Predicting the movement of other road users is beneficial for improving automated vehicle (AV) performance. However, the relationship between the time horizon associated with these predictions and AV performance remains unclear. Despite the existence of numerous trajectory prediction algorithms, no studies have been conducted on how varying prediction lengths affect AV safety and other vehicle performance metrics, resulting in undefined horizon requirements for prediction methods. Our study addresses this gap by examining the effects of different prediction horizons on AV performance, focusing on safety, comfort, and efficiency. Through multiple experiments using a state-of-the-art, risk-based predictive trajectory planner, we simulated predictions with horizons up to 20 seconds. Based on our simulations, we propose a framework for specifying the minimum required and optimal prediction horizons based on specific AV performance criteria and application needs. Our results indicate that a horizon of 1.6 seconds is required to prevent collisions with crossing pedestrians, horizons of 7-8 seconds yield the best efficiency, and horizons up to 15 seconds improve passenger comfort. We conclude that prediction horizon requirements are application-dependent, and recommend aiming for a prediction horizon of 11.8 seconds as a general guideline for applications involving crossing pedestrians.

Figures (10)

• Figure 1: Typical assessment of trajectory prediction work (left) and our approach (right).

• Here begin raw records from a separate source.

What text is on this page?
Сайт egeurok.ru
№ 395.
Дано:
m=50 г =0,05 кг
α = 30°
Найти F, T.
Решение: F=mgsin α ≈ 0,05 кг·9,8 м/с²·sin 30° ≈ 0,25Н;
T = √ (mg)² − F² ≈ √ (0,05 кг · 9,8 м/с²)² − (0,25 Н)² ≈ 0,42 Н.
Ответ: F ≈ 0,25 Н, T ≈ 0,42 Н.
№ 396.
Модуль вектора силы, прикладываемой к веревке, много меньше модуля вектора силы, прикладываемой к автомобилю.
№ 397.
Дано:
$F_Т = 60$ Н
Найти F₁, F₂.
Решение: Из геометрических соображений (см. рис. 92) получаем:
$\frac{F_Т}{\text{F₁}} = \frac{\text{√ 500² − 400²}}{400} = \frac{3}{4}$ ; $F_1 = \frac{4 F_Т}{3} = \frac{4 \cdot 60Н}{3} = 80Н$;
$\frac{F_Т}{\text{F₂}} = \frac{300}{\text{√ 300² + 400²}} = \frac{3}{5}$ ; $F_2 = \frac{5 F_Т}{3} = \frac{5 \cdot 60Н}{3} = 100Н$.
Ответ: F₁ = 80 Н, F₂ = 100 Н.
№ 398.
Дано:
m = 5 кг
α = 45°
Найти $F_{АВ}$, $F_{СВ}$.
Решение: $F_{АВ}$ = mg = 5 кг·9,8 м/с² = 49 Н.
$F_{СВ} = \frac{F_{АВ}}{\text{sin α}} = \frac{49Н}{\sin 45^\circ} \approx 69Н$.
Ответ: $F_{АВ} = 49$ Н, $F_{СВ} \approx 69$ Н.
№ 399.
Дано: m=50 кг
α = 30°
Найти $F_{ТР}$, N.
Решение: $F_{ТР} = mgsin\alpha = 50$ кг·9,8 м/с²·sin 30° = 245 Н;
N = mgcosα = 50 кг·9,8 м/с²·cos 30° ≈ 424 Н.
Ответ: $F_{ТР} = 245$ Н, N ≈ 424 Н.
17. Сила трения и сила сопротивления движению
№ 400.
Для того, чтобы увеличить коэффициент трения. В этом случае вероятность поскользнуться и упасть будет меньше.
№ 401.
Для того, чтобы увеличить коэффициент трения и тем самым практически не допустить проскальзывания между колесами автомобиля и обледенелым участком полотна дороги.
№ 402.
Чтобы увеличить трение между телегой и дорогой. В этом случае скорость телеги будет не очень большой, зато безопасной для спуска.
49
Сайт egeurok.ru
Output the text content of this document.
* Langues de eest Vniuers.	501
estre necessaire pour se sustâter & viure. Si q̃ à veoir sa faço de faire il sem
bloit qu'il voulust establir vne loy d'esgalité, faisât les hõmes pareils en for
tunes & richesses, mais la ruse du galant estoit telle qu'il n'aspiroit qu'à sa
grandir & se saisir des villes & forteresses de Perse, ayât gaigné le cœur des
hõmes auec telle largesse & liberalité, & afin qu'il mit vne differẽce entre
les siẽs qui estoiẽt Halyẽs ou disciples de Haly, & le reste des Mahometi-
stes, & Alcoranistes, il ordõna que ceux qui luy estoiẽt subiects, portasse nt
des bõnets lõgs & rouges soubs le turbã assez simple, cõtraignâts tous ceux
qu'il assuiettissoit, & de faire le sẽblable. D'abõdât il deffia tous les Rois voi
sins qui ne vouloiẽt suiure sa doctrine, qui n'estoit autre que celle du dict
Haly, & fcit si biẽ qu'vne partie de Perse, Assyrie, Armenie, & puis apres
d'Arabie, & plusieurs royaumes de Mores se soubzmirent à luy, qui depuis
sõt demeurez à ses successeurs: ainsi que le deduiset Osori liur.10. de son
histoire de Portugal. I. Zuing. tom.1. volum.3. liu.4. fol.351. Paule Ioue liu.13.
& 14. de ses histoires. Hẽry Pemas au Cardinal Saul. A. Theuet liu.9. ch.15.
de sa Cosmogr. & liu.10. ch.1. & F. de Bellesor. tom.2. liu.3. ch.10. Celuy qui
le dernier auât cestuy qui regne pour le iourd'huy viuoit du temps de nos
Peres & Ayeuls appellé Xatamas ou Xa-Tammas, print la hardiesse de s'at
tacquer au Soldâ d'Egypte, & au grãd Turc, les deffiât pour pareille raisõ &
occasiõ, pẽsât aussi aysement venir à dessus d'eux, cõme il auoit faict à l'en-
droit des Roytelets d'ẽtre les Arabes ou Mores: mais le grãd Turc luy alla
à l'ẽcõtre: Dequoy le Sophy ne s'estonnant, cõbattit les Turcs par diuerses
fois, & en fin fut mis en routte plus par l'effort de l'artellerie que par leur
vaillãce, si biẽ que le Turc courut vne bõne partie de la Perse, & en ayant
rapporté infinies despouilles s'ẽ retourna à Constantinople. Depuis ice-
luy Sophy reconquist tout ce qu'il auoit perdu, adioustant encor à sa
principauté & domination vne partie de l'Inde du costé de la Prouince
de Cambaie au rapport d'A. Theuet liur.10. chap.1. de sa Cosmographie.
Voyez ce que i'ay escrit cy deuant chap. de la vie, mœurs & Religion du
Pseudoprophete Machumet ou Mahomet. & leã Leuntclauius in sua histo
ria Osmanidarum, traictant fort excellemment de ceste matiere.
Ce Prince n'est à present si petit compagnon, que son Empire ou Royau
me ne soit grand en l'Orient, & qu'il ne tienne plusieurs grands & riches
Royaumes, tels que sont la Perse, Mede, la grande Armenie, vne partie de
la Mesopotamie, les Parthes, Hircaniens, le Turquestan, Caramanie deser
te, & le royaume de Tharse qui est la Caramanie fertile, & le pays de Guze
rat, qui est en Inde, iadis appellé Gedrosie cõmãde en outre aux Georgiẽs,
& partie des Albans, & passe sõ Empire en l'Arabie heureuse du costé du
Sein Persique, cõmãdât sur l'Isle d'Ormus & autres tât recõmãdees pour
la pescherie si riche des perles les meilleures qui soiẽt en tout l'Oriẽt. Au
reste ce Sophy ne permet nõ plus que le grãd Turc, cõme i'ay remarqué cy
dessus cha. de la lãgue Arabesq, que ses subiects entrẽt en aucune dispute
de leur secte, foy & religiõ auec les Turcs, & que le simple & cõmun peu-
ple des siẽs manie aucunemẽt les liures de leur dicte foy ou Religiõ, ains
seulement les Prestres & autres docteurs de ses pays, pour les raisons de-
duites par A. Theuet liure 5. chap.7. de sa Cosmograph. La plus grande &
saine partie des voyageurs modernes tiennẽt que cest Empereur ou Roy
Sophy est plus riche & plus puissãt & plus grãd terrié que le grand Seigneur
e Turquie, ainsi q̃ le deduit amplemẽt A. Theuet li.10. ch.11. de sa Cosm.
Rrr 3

• Figure 2: Methodology to derive prediction horizon requirements.
• Figure 3: Histogram of pedestrian speeds used during this study and corresponding scenario when the vehicle does not react to the pedestrian.

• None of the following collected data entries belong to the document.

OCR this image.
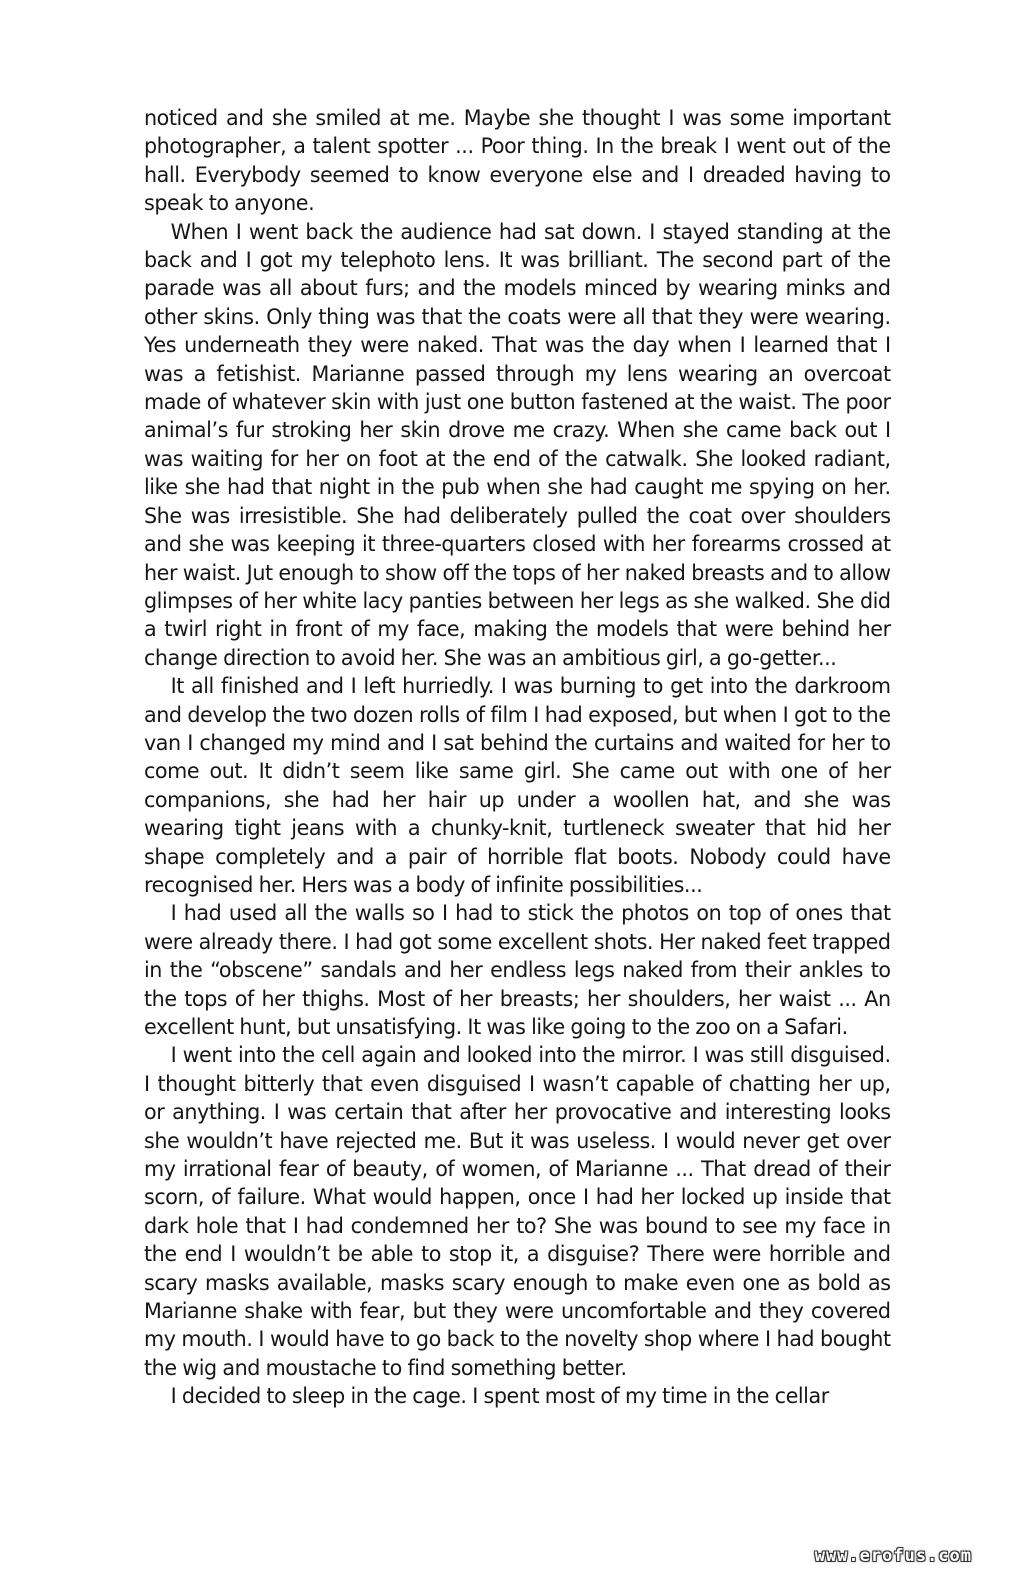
noticed and she smiled at me. Maybe she thought I was some important photographer, a talent spotter ... Poor thing. In the break I went out of the hall. Everybody seemed to know everyone else and I dreaded having to speak to anyone.

When I went back the audience had sat down. I stayed standing at the back and I got my telephoto lens. It was brilliant. The second part of the parade was all about furs; and the models minced by wearing minks and other skins. Only thing was that the coats were all that they were wearing. Yes underneath they were naked. That was the day when I learned that I was a fetishist. Marianne passed through my lens wearing an overcoat made of whatever skin with just one button fastened at the waist. The poor animal’s fur stroking her skin drove me crazy. When she came back out I was waiting for her on foot at the end of the catwalk. She looked radiant, like she had that night in the pub when she had caught me spying on her. She was irresistible. She had deliberately pulled the coat over shoulders and she was keeping it three-quarters closed with her forearms crossed at her waist. Jut enough to show off the tops of her naked breasts and to allow glimpses of her white lacy panties between her legs as she walked. She did a twirl right in front of my face, making the models that were behind her change direction to avoid her. She was an ambitious girl, a go-getter...

It all finished and I left hurriedly. I was burning to get into the darkroom and develop the two dozen rolls of film I had exposed, but when I got to the van I changed my mind and I sat behind the curtains and waited for her to come out. It didn’t seem like same girl. She came out with one of her companions, she had her hair up under a woollen hat, and she was wearing tight jeans with a chunky-knit, turtleneck sweater that hid her shape completely and a pair of horrible flat boots. Nobody could have recognised her. Hers was a body of infinite possibilities...

I had used all the walls so I had to stick the photos on top of ones that were already there. I had got some excellent shots. Her naked feet trapped in the “obscene” sandals and her endless legs naked from their ankles to the tops of her thighs. Most of her breasts; her shoulders, her waist ... An excellent hunt, but unsatisfying. It was like going to the zoo on a Safari.

I went into the cell again and looked into the mirror. I was still disguised. I thought bitterly that even disguised I wasn’t capable of chatting her up, or anything. I was certain that after her provocative and interesting looks she wouldn’t have rejected me. But it was useless. I would never get over my irrational fear of beauty, of women, of Marianne ... That dread of their scorn, of failure. What would happen, once I had her locked up inside that dark hole that I had condemned her to? She was bound to see my face in the end I wouldn’t be able to stop it, a disguise? There were horrible and scary masks available, masks scary enough to make even one as bold as Marianne shake with fear, but they were uncomfortable and they covered my mouth. I would have to go back to the novelty shop where I had bought the wig and moustache to find something better.

I decided to sleep in the cage. I spent most of my time in the cellar

www.erofus.com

• Figure 4: Example of two situations yielding a different overall optimal horizon. Left: it is possible to choose one of the optimal horizons without negatively affecting any metric. Right: it is not possible to choose an optimal horizon without negatively affecting some metric.
• Figure 5: Example of two situations yielding a different overall required horizon. Left: it is possible to choose a horizon that satisfies the required value of all metrics. Right: it is not possible to choose a horizon that satisfies the required value of all metrics.